VTL Information Model

The VTL Information Model (VTL IM), based on GSIM and having mathematical foundations, can easily map and be mapped into other data models to be used in many steps of the statistical process with different standards (currently SDMX, DDI, XBRL/DPM).

In the VTL Information Model the various types of statistical data are considered as mathematical functions, described as having “independent” variables (meaning that they have the role of Identifiers) and “dependent” variables (meaning that they have the role of Measures or Attributes), whose extensions can be thought of as logical tables (i.e. Data Sets). VTL would describe a typical data table as having columns that are either Identifiers, Measures or Attributes, while a Data Point would comprise an entire row of that table (rather than just a single cell). Therefore, the main artefacts to be manipulated using VTL are the logical Data Sets.

VTL Documentation

The latest published version of VTL, officially released in August 2024, is version 2.1, with a package comprising the following material:

  1. User manual, highlighting the main characteristics of VTL, its key assumptions and the Information Model the language is based on.
  2. Reference manual, describing the full library of operators, ordered by category, with examples.
  3. VTL grammar, expressed in EBNF notation (Extended Backus-Naur Form), which is the technical notation to be used to parse VTL expressions (G4 file).
  4. Technical Notes document, to support VTL implementation.

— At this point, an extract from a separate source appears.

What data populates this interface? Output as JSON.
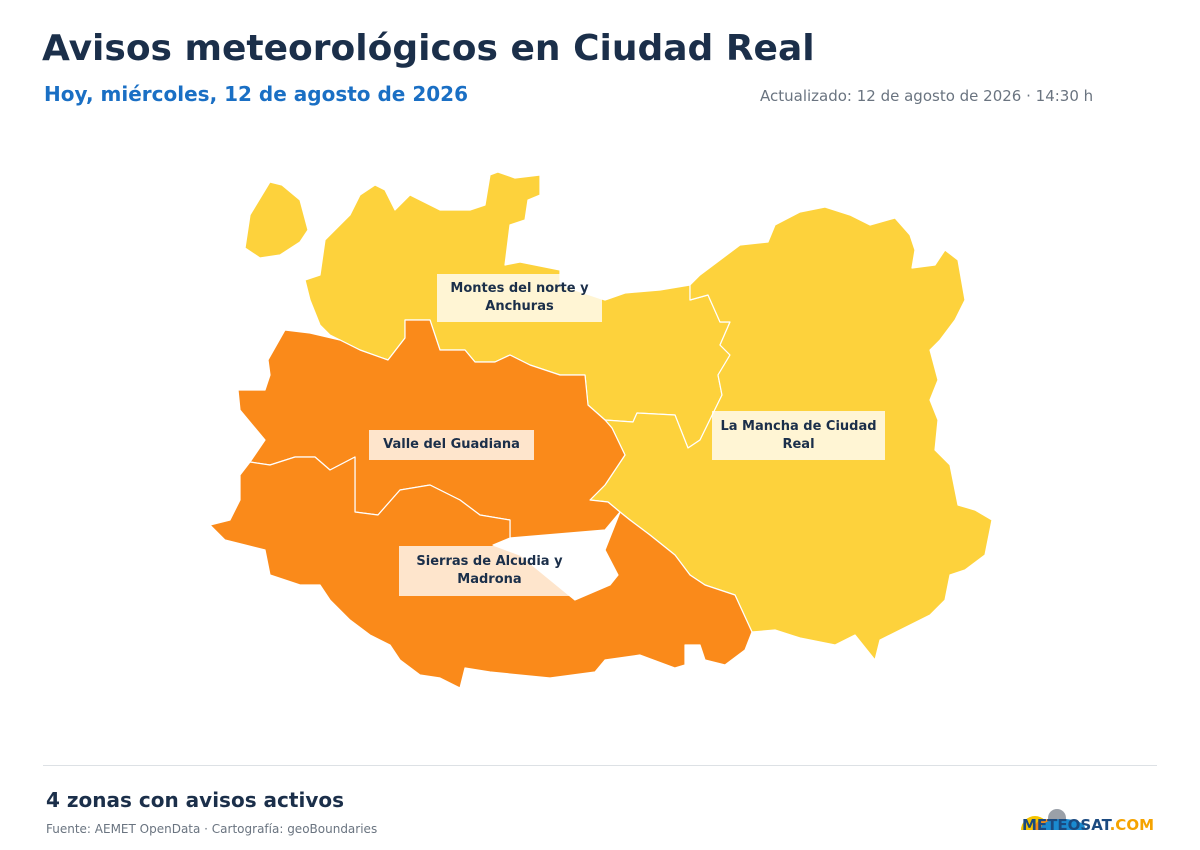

As of December 2024, the complete documentation is available in mark-up format, published in the official VTL GitHub Repository: https://sdmx-twg.github.io/vtl/2.1/html/  

VTL tools

Several tools providing editing and calculation features for VTL are currently available. Their engines, which are open and free, use a variety of technologies and programming languages (including Java, Python, R, and SQL).

VTL tools can be found in Software Tools for SDMX Implementers and Developers.